Every Wednesday since 1992, a group of South Korean former World War II sex slaves and their supporters gather outside the Japanese embassy in Seoul to demand compensation and an official apology from Japan, which ran a system of military brothels before its surrender in 1945. At yesterday’s gathering, many people carried signs with the number 900, signifying the landmark number of protests these so-called “comfort women” and their supporters have staged over the last 17 years.
According to an LA Times article that ran back in April:
Japan’s response has been mixed. After the war, the government maintained that military brothels had been run by private contractors. But in 1993, it officially acknowledged the Imperial Army’s role in establishing so-called comfort stations.
Conservatives in the political establishment still insist there is no documentary evidence that the army conducted an organized campaign of sexual slavery — a contention challenged by many researchers.
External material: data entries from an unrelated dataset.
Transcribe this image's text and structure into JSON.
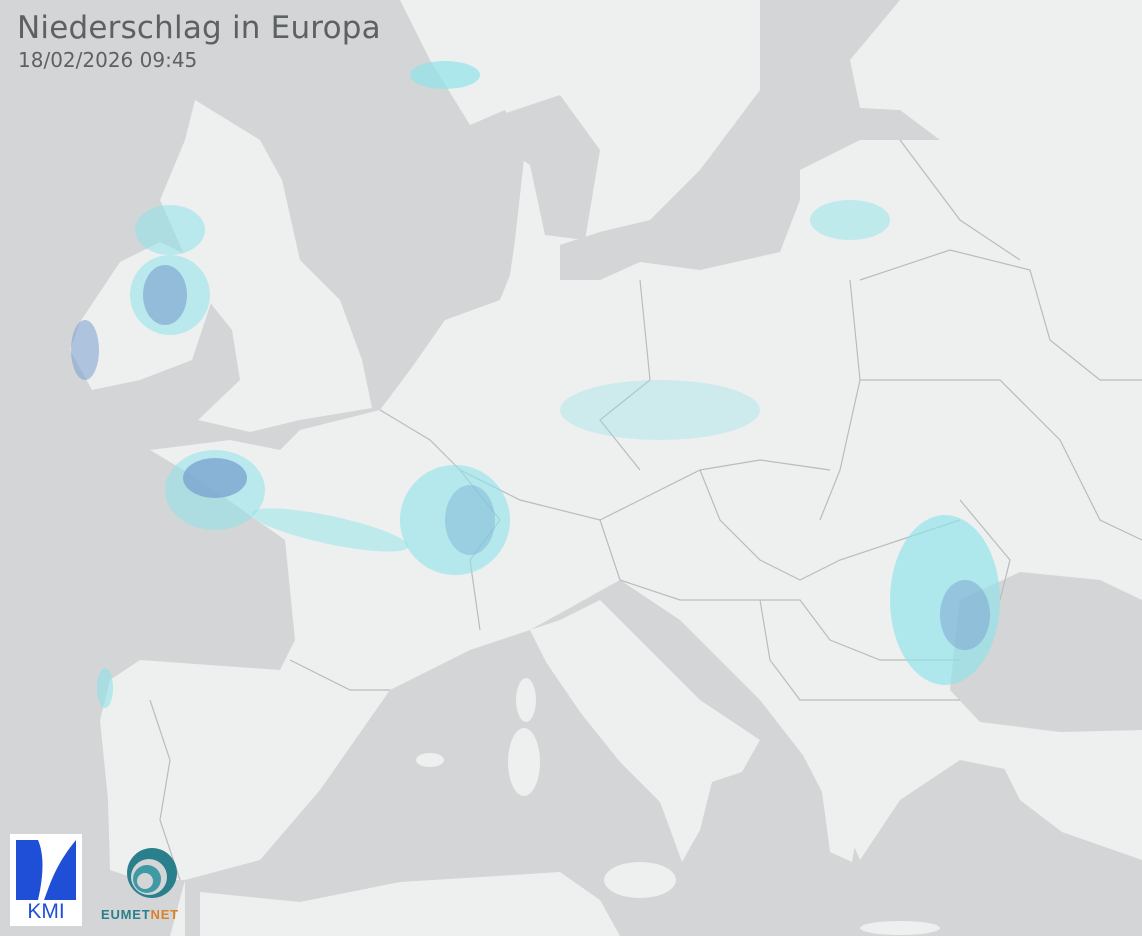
{
  "header": {
    "title": "Niederschlag in Europa",
    "timestamp": "18/02/2026 09:45"
  },
  "logos": {
    "kmi": "KMI",
    "eumetnet_part1": "EUMET",
    "eumetnet_part2": "NET"
  },
  "colors": {
    "sea": "#d3d5d6",
    "land": "#eef0ef",
    "border": "#b9bcbd",
    "precip_light": "#8ee3ea",
    "precip_moderate": "#7a9fd0",
    "kmi_blue": "#1f4fd6",
    "eumetnet_teal": "#2a7f8c",
    "eumetnet_orange": "#d9822b"
  }
}
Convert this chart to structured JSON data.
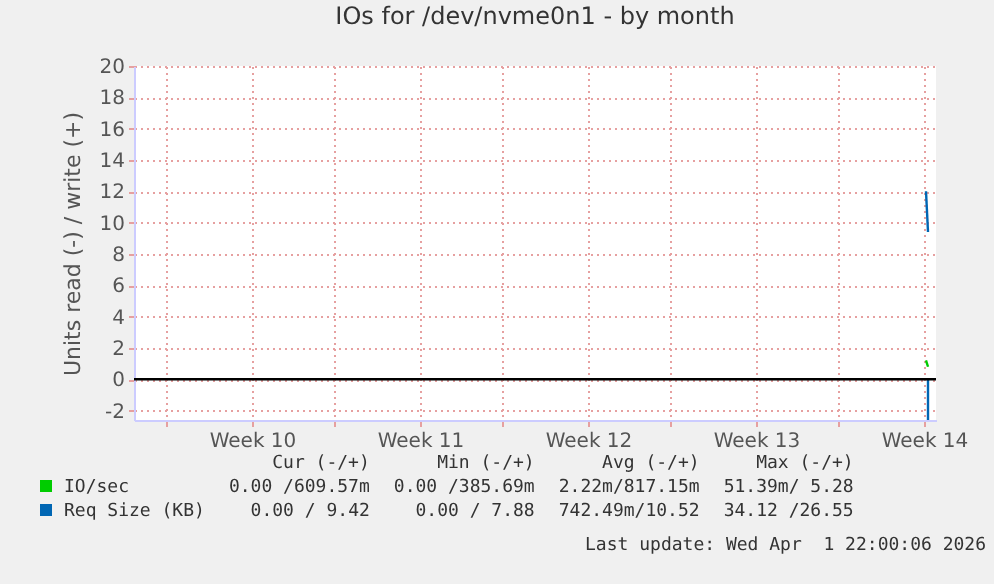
{
  "chart_data": {
    "type": "line",
    "title": "IOs for /dev/nvme0n1 - by month",
    "ylabel": "Units read (-) / write (+)",
    "xlim": [
      "2026-02-27T12:00",
      "2026-04-01T22:00"
    ],
    "xticks": [
      {
        "value": "2026-02-28T20:00",
        "label": null
      },
      {
        "value": "2026-03-04T10:00",
        "label": "Week 10"
      },
      {
        "value": "2026-03-07T20:00",
        "label": null
      },
      {
        "value": "2026-03-11T10:00",
        "label": "Week 11"
      },
      {
        "value": "2026-03-14T20:00",
        "label": null
      },
      {
        "value": "2026-03-18T10:00",
        "label": "Week 12"
      },
      {
        "value": "2026-03-21T20:00",
        "label": null
      },
      {
        "value": "2026-03-25T10:00",
        "label": "Week 13"
      },
      {
        "value": "2026-03-28T20:00",
        "label": null
      },
      {
        "value": "2026-04-01T10:00",
        "label": "Week 14"
      }
    ],
    "ylim": [
      -2.6,
      20
    ],
    "yticks": [
      -2,
      0,
      2,
      4,
      6,
      8,
      10,
      12,
      14,
      16,
      18,
      20
    ],
    "series": [
      {
        "name": "IO/sec",
        "color": "#00cc00",
        "x": [
          "2026-04-01T12:00",
          "2026-04-01T14:00"
        ],
        "values": [
          1.2,
          0.8
        ]
      },
      {
        "name": "Req Size (KB)",
        "color": "#0066b3",
        "x": [
          "2026-04-01T12:00",
          "2026-04-01T14:00"
        ],
        "values": [
          12,
          9.4
        ]
      },
      {
        "color": "#0066b3",
        "x": [
          "2026-04-01T14:00",
          "2026-04-01T14:00"
        ],
        "values": [
          0,
          -2.6
        ]
      }
    ],
    "ref_lines": [
      {
        "axis": "y",
        "value": 0,
        "color": "#000000"
      }
    ],
    "grid": true,
    "legend": "bottom",
    "line_style": "solid",
    "marker": "none",
    "annotations": [
      "Cur (-/+)",
      "Min (-/+)",
      "Avg (-/+)",
      "Max (-/+)",
      "0.00 /609.57m",
      "0.00 /385.69m",
      "2.22m/817.15m",
      "51.39m/ 5.28",
      "0.00 / 9.42",
      "0.00 / 7.88",
      "742.49m/10.52",
      "34.12 /26.55",
      "Last update: Wed Apr  1 22:00:06 2026"
    ]
  }
}
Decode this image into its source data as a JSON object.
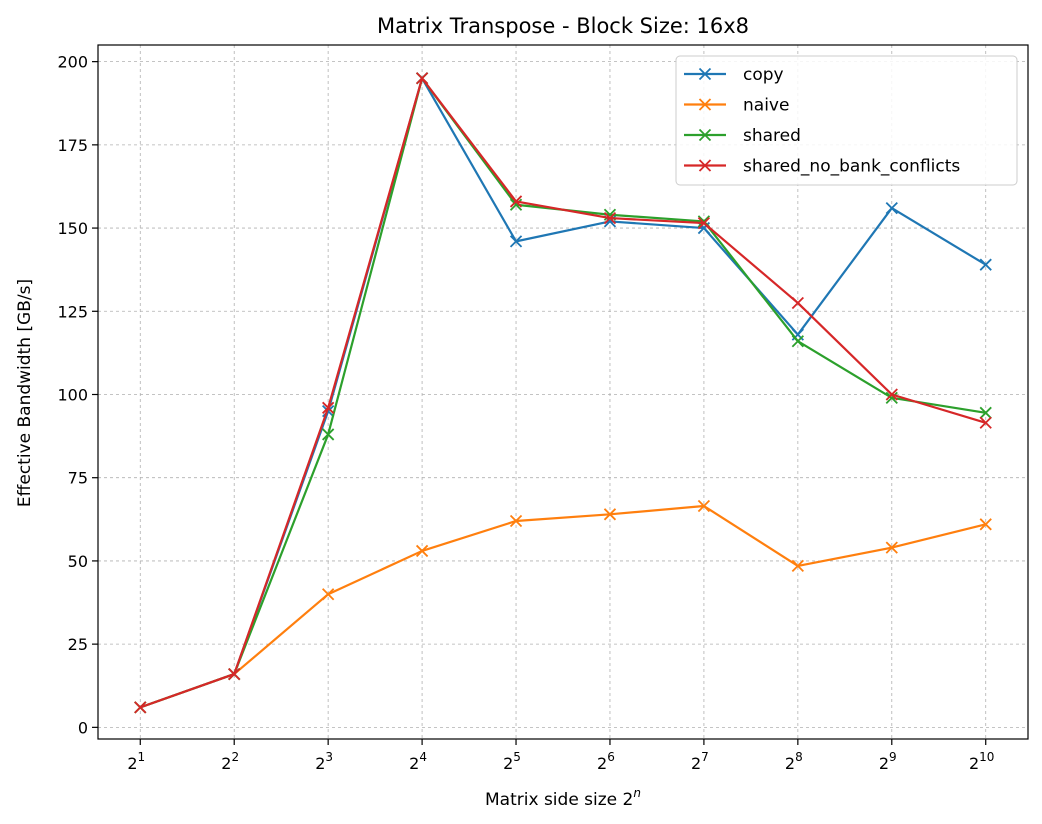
{
  "chart_data": {
    "type": "line",
    "title": "Matrix Transpose - Block Size: 16x8",
    "xlabel_base": "Matrix side size 2",
    "xlabel_sup": "n",
    "ylabel": "Effective Bandwidth [GB/s]",
    "x_exponents": [
      1,
      2,
      3,
      4,
      5,
      6,
      7,
      8,
      9,
      10
    ],
    "x_tick_base": "2",
    "y_ticks": [
      0,
      25,
      50,
      75,
      100,
      125,
      150,
      175,
      200
    ],
    "ylim": [
      -3.5,
      205
    ],
    "grid": true,
    "legend_position": "top-right",
    "marker": "x",
    "series": [
      {
        "name": "copy",
        "color": "#1f77b4",
        "values": [
          6,
          16,
          95,
          195,
          146,
          152,
          150,
          118,
          156,
          139
        ]
      },
      {
        "name": "naive",
        "color": "#ff7f0e",
        "values": [
          6,
          16,
          40,
          53,
          62,
          64,
          66.5,
          48.5,
          54,
          61
        ]
      },
      {
        "name": "shared",
        "color": "#2ca02c",
        "values": [
          6,
          16,
          88,
          195,
          157,
          154,
          152,
          116,
          99,
          94.5
        ]
      },
      {
        "name": "shared_no_bank_conflicts",
        "color": "#d62728",
        "values": [
          6,
          16,
          96,
          195,
          158,
          153,
          151.5,
          127.5,
          100,
          91.5
        ]
      }
    ]
  }
}
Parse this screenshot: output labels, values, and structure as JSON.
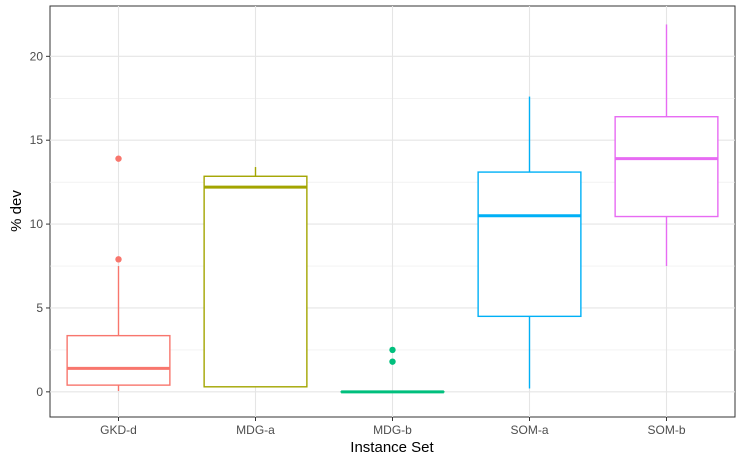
{
  "chart_data": {
    "type": "boxplot",
    "xlabel": "Instance Set",
    "ylabel": "% dev",
    "ylim": [
      -1.5,
      23
    ],
    "y_ticks": [
      0,
      5,
      10,
      15,
      20
    ],
    "grid": true,
    "legend": "none",
    "categories": [
      "GKD-d",
      "MDG-a",
      "MDG-b",
      "SOM-a",
      "SOM-b"
    ],
    "boxes": [
      {
        "category": "GKD-d",
        "color": "#F8766D",
        "whisker_low": 0.05,
        "q1": 0.4,
        "median": 1.4,
        "q3": 3.35,
        "whisker_high": 7.5,
        "outliers": [
          7.9,
          13.9
        ]
      },
      {
        "category": "MDG-a",
        "color": "#A3A500",
        "whisker_low": 0.3,
        "q1": 0.3,
        "median": 12.2,
        "q3": 12.85,
        "whisker_high": 13.4,
        "outliers": []
      },
      {
        "category": "MDG-b",
        "color": "#00BF7D",
        "whisker_low": 0.0,
        "q1": 0.0,
        "median": 0.0,
        "q3": 0.0,
        "whisker_high": 0.0,
        "outliers": [
          1.8,
          2.5
        ]
      },
      {
        "category": "SOM-a",
        "color": "#00B0F6",
        "whisker_low": 0.2,
        "q1": 4.5,
        "median": 10.5,
        "q3": 13.1,
        "whisker_high": 17.6,
        "outliers": []
      },
      {
        "category": "SOM-b",
        "color": "#E76BF3",
        "whisker_low": 7.5,
        "q1": 10.45,
        "median": 13.9,
        "q3": 16.4,
        "whisker_high": 21.9,
        "outliers": []
      }
    ]
  }
}
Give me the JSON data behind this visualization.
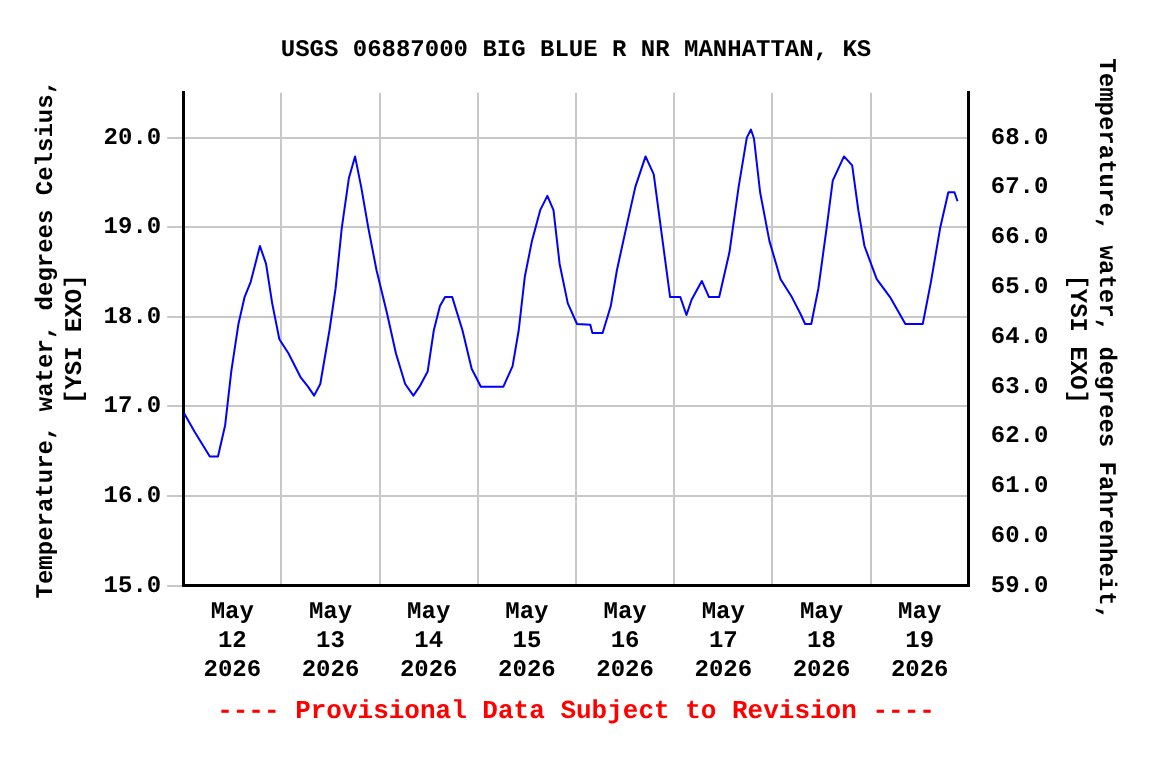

Only about 93 confirmed “comfort women” are still alive. Back in the early 90’s when activists first brought light to the issue by seeking out survivors, only 234 came forward. Many were too embarrassed, while others were likely lost to mental illness and disease. But the ones who remain and show up to the protests, have been described as “part Golden Girls, part adamant activists.”
A number of them live together in a home established by Buddhist organizations and philanthropists. They are cared for by a staff, as well as each other. The Japanese government has offered to set up a fund, but the women have refused it. They prefer that the government accept full responsibility for their suffering.
Although many may not live long enough to hear such an official apology, their example of steadfast protest should be a reminder that nonviolence isn’t always about results. Sometimes it is about speaking the truth, consistently and tirelessly without worry of effectiveness.
Even so, few would dare say these feisty old women, most well into their 80’s, haven’t had some effect. After all, organizations have formed to help them, international press are writing about them and even the US Congress has called on Japan to apologize and “accept historical responsibility” for the sex slavery.
At yesterday’s rally, one of the organizers shouted, “There should not be a 1000th weekly protest.” It seemed to come with the tacit understanding that there almost certainly will be, if necessary.